Hotel Roma, Pierre Adrian (par Philippe Leuckx)
Hotel Roma, Pierre Adrian, Gallimard, août 2024, 190 page, 19,50 €
Edition: Gallimard
Un jeune écrivain de trente-trois ans, déjà expert de Pasolini, entre, avec ce beau récit, dans le compagnonnage d’un des écrivains majeurs de l’Italie du XXe, Cesare Pavese, qui s’est suicidé à l’Hotel Roma de Torino, le 27 août 1950.
Les amis de Pavese eussent aimé lire ce livre-témoignage, en hommage à cet écrivain, parti si tôt, doué comme peu, brillant romancier, magistral poète, talentueux traducteur de l’anglais, mais si fragile, si solitaire.
Adrian se met véritablement à la quête des dernières traces de Pavese, se rendant sur place, en compagnie de son amie « la fille à la peau mate », à Turin, dans le village natal de San Stefano Belbo, à Brancaleone de Calabre où Pavese fut « confinato » sous Mussolini, à Rome, rencontrant l’un des derniers amis vivants de Pavese, Franco Ferrarotti.
Se glissant dans les paysages, rues, chambres, maisons de l’auteur, Adrian en hume les atmosphères en décrivant au plus vif, au plus près les ambiances, les fins de journées, les bars où l’écrivain piémontais buvait du barbera.
Les descriptions si soucieuses sur les terres pavésiennes font entrer le lecteur au sein d’un univers, celui des dernières semaines de l’écrivain suicidaire. Se servant du journal Le Métier de vivre, partant de fragments des œuvres célèbres (Le Bel été ; La lune et les feux), avec l’aide de lettres de Pavese, Adrian restitue l’aura des derniers jours. On est sur les traces de Pavese, on partage ses moments de solitude, on est dans les rues avec lui, comme le dernier soir quand Cesare part dans Turin pour écumer les rédactions encore ouvertes.
Pavese ne fut guère doué en amours, et ses rencontres furent le plus souvent condamnées au gâchis. La cause de ses tourments est souvent évoquée dans Le Métier de vivre, son impuissance, sa difficulté à recevoir les « je t’aime » attendus. Défilent des amours passagères, Constance, Tina, Bianca, Pierina, tant d’autres.

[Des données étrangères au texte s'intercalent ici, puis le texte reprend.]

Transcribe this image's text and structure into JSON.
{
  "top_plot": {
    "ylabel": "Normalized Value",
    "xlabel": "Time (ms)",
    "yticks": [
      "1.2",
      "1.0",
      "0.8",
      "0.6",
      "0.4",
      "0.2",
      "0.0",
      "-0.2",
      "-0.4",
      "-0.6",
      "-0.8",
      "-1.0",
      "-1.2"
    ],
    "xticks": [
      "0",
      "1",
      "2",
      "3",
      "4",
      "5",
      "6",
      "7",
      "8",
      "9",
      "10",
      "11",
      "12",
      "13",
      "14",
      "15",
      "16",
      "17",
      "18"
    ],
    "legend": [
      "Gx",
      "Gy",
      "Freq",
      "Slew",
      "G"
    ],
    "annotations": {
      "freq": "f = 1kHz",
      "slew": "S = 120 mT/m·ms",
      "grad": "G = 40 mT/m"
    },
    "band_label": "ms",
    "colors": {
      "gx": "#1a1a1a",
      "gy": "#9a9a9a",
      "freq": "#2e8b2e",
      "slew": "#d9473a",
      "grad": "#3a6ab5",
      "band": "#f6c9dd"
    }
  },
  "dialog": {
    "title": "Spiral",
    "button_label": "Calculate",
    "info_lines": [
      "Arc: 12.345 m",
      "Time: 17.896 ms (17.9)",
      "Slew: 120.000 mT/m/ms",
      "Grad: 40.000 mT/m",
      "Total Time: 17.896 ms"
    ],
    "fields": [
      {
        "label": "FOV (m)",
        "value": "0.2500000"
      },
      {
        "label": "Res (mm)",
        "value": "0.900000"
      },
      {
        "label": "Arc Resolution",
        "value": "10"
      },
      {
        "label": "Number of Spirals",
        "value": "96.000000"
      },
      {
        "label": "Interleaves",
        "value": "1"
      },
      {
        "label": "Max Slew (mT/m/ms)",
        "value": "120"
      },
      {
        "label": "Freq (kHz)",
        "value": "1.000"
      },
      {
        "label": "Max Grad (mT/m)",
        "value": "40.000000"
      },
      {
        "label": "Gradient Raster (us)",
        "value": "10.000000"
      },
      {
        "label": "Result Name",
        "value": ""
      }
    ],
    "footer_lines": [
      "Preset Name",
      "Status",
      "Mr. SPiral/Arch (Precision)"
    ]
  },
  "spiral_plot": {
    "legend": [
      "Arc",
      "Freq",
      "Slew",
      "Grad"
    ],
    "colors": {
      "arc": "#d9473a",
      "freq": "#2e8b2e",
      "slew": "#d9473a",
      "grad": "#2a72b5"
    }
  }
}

Jusqu’à la fin, Pavese travailla à son œuvre, répondit au courrier, du moins jusqu’au 17 août où il laisse un message clair sur la fin de ses activités. Il n’écrira plus.
Pourtant, l’année 1950 fut celle de son Prix Strega, obtenu pour Le Bel été. Mais l’auteur n’est déjà plus là, ce n’est qu’une ombre, il ne dort plus, se nourrit de somnifères. La solitude est extrême et la dernière relation amoureuse un désastre.
Pavese va mourir seul, comme une bête, en cet août désertique : les amis sont en vacances ou le ratent de peu. Ce qu’il avait conçu comme destin pour Rosetta, qui se suicide dans Entre femmes seules, il va le vivre à l’Hotel Roma. On le retrouve, avec ses papiers en ordre, le manuscrit du Métier de vivre, et le témoignage inscrit sur une des pages de Dialogues avec Leuco, qu’il considérait comme son meilleur livre.
Adrian nous laisse là un bijou littéraire. Son livre, beau par son écriture, sa ferveur, son attachement à la réalité tangible de la mémoire et des ressources littéraires, est aussi une œuvre émouvante, dans les pas d’un géant fragilisé par la vie.
Philippe Leuckx
Pierre Adrian, né en 1991, auteur de La Piste Pasolini ; Les Bons Garçons. Il a obtenu le Prix des Deux Magots. Il vit à Rome.